A web platform to detect and analyze variants of SARS-CoV-2
https://cov-spectrum.org
GNU General Public License v3.0
59 stars 13 forks source link

ENH: Allow querying for `Unknown` lineage in advanced query #425

Open corneliusroemer opened 2 years ago

corneliusroemer commented 2 years ago

Right now, it seems not possible to include Unknown lineages in advanced queries.

This would be very useful to filter out sequences that didn't pass pango QC or are otherwise of questionable quality.

For example, most sequences that are neither Delta nor Omicron right now are from Austria.
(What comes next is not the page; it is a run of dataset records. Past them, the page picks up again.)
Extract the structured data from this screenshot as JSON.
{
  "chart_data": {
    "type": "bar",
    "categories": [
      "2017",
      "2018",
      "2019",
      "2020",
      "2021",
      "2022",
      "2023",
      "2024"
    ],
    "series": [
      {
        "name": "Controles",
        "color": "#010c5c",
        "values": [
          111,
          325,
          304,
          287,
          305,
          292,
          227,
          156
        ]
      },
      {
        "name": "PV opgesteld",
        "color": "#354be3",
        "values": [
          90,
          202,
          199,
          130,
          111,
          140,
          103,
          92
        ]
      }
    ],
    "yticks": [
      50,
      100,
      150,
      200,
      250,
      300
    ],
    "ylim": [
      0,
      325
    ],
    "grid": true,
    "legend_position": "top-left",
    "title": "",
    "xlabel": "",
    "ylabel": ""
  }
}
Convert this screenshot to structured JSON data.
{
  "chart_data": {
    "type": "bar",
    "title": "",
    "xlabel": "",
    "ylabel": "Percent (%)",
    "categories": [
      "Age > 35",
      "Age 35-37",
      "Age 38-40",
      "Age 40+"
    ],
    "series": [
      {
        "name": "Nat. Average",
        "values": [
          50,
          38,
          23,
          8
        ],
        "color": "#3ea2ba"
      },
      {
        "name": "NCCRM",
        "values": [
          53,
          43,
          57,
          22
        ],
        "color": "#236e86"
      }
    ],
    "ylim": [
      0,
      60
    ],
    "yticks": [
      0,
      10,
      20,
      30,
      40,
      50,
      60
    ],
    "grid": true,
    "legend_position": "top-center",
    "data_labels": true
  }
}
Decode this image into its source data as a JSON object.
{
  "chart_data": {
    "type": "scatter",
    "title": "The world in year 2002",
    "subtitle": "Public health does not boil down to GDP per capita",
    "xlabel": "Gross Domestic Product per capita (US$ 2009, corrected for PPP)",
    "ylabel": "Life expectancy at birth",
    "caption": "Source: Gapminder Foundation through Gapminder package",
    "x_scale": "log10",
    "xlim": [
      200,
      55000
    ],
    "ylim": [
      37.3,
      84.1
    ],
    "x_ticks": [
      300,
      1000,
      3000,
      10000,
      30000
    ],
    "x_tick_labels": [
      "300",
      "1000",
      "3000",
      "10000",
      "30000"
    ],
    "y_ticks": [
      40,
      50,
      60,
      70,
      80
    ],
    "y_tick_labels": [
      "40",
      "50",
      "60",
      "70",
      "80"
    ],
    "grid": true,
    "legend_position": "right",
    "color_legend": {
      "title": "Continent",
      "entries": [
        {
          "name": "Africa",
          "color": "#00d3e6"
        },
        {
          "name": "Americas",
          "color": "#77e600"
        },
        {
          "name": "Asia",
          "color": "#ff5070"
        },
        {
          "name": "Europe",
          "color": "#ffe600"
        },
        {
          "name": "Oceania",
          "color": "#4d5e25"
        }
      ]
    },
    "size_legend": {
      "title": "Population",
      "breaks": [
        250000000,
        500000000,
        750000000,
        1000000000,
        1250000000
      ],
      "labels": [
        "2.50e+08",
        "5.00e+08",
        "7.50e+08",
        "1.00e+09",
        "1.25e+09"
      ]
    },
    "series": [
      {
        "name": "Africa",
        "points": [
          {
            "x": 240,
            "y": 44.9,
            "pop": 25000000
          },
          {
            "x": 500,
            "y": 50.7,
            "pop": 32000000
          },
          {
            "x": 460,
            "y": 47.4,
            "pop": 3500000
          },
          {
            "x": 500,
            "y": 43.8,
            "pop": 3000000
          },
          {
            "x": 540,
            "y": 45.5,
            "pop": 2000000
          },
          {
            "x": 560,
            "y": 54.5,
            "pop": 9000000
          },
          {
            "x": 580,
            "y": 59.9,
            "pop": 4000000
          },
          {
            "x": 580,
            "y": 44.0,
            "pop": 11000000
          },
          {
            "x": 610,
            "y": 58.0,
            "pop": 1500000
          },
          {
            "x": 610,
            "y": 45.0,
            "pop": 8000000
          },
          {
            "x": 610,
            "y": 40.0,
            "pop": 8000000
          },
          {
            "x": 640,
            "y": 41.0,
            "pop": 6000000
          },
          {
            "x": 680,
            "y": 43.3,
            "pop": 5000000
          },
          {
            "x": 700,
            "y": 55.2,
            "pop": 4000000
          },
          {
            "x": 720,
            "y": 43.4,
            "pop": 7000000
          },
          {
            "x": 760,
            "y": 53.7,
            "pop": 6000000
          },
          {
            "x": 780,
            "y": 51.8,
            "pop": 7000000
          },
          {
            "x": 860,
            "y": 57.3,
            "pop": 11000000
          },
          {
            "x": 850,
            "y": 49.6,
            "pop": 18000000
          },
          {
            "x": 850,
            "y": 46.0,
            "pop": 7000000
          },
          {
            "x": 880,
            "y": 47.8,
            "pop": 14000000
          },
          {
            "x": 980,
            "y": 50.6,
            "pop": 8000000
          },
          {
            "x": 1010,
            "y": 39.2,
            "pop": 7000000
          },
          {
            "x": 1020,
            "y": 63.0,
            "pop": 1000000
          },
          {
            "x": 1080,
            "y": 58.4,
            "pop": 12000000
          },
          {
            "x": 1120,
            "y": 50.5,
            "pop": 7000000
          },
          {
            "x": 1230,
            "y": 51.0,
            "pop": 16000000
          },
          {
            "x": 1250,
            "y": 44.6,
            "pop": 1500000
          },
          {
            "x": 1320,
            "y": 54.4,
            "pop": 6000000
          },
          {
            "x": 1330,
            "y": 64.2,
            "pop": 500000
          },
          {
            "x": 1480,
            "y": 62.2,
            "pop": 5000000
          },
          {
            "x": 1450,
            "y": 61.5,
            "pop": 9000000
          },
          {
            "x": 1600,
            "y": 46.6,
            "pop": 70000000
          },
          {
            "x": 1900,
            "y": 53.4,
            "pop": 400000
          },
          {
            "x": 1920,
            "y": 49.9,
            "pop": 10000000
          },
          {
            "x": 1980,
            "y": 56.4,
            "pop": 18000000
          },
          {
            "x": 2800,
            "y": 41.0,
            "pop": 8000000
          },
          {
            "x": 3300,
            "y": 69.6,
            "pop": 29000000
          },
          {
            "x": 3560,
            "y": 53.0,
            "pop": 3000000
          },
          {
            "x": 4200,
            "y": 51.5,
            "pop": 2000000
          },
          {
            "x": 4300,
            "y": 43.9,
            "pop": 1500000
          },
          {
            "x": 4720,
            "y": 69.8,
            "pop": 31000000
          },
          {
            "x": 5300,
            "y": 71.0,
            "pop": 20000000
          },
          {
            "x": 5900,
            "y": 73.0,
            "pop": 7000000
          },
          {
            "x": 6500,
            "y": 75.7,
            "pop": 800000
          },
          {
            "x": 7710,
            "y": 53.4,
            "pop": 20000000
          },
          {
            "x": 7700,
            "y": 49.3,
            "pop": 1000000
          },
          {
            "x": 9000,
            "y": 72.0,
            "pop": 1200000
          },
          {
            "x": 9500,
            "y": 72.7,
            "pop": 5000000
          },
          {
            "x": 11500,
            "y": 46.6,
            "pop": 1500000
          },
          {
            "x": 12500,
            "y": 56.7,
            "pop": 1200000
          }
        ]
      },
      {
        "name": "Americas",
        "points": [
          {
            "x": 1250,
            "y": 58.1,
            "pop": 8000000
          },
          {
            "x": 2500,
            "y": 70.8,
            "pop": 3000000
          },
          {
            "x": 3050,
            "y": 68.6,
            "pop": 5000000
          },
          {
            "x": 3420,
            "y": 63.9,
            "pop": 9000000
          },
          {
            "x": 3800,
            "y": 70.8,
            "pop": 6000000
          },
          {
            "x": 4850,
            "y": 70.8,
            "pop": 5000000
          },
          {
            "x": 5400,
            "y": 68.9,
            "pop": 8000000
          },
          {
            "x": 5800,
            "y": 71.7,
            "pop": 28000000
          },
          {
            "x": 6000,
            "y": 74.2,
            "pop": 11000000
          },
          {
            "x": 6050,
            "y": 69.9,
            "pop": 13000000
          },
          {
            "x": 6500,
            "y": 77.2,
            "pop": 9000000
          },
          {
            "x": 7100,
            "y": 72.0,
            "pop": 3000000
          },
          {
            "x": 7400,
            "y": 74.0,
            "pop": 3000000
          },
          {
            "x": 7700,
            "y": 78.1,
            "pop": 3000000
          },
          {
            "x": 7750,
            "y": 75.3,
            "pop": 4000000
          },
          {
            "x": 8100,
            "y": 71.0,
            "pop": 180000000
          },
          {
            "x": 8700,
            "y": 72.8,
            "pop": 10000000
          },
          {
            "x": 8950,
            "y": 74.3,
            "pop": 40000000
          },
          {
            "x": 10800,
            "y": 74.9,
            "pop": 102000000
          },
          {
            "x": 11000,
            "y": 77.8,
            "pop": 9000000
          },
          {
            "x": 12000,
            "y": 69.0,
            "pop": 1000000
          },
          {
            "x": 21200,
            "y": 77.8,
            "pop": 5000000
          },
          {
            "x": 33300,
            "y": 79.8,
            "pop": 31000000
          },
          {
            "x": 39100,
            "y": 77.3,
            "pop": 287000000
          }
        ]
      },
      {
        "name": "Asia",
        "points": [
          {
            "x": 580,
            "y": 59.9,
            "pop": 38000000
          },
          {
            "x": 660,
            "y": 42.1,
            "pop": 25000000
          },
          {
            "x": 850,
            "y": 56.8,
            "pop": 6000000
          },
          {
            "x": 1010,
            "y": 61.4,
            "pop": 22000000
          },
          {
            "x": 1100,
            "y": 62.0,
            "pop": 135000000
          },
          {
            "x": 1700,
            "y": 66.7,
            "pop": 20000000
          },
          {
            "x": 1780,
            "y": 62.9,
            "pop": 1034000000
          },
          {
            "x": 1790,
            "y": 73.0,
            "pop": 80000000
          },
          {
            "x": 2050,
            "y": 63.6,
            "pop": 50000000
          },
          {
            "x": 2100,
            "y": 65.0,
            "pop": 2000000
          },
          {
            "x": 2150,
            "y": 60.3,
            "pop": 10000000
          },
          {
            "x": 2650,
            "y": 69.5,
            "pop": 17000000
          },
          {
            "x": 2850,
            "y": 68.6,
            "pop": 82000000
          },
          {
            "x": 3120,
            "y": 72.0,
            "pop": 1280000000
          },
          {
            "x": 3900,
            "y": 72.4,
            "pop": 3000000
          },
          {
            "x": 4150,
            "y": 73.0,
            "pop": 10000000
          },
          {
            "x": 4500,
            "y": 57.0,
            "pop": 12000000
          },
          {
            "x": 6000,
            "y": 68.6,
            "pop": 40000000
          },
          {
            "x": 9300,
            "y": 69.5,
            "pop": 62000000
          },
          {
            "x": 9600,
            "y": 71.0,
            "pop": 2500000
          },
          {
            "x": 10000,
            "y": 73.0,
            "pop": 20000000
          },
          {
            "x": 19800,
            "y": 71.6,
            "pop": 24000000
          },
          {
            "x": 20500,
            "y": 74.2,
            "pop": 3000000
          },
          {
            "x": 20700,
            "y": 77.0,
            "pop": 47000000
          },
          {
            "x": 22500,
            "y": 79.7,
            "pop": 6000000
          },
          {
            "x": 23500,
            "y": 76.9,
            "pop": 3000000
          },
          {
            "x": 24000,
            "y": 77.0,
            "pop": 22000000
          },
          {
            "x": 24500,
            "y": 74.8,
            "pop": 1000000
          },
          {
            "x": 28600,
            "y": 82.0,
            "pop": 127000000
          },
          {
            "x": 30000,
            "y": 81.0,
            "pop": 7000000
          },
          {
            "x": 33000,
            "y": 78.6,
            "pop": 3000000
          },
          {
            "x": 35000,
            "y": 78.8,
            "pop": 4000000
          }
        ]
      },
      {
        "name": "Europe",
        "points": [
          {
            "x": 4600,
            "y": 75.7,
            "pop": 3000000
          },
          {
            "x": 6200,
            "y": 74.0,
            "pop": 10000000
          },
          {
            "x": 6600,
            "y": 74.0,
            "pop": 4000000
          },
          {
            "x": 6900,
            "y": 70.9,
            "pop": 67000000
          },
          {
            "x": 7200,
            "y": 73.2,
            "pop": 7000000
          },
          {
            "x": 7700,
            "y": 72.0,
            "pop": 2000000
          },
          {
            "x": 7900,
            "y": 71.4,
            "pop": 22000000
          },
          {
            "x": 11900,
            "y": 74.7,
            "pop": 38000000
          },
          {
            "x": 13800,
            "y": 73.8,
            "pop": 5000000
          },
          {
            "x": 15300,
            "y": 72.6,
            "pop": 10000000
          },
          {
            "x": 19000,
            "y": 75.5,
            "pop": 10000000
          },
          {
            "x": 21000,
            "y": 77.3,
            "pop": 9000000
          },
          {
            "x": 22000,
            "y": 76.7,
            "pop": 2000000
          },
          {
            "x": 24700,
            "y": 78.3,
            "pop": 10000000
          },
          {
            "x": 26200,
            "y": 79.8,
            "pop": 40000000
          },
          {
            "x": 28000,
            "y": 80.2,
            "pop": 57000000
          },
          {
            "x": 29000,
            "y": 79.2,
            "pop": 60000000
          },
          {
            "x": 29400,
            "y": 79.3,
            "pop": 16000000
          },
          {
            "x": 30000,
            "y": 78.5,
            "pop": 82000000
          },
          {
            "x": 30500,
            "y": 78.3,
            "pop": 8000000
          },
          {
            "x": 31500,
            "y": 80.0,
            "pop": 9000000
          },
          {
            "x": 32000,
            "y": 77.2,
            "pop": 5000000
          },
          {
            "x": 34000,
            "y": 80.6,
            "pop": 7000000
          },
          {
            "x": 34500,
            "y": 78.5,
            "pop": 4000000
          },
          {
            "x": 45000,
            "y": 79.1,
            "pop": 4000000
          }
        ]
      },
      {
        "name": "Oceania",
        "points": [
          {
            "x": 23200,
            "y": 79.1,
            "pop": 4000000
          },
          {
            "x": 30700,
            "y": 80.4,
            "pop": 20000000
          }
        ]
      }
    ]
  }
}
Probably environmental samples that are a mix of Delta, BA.1 and BA.2 which pango rejects.

A query like this would be nice to work: !(B.1.1.529* | B.1.617.2* | Unknown)

chaoran-chen commented 2 years ago

Would !A* & !B* be equivalent to unknown?

corneliusroemer commented 2 years ago

Almost, the Xs are not covered this way 😬

Also interesting, you seem to have two types of Unknown:

image

https://cov-spectrum.org/explore/World/AllSamples/AllTimes/variants?variantQuery=%21A*+%26+%21B*

corneliusroemer commented 2 years ago

And there is yet more, unclassifiable

Do you know what they all are? Never seen pango report these things Unknown or unclassifiable

Are these labels applied by covSpectrum based on some rules?

chaoran-chen commented 2 years ago

What is unclassifiable?

corneliusroemer commented 2 years ago

Oh sorry I seem to have forgotten the screenshot. Here:

image

Any idea where these 3 types of non-lineage come from. In particular, two types of unknown are puzzling. Would be good to know how they map to pango lineage calls.

chaoran-chen commented 2 years ago

In the GISAID dataset, the pango lineage attribute can contain the values "" and "None". LAPIS was mapping "None" to null but did not consider the empty string. When the data reaches the frontend, both null and "" were displayed as Unknown.

In the Nextstrain/GenBank dataset, the pango lineage can be "None" and "unclassifiable" - do you know the difference?

Now, LAPIS will map all three values to null which will then be shown as Unknown on CoV-Spectrum. This will become fully visible tomorrow.

As a next step, I will think about how to filter for null in LAPIS.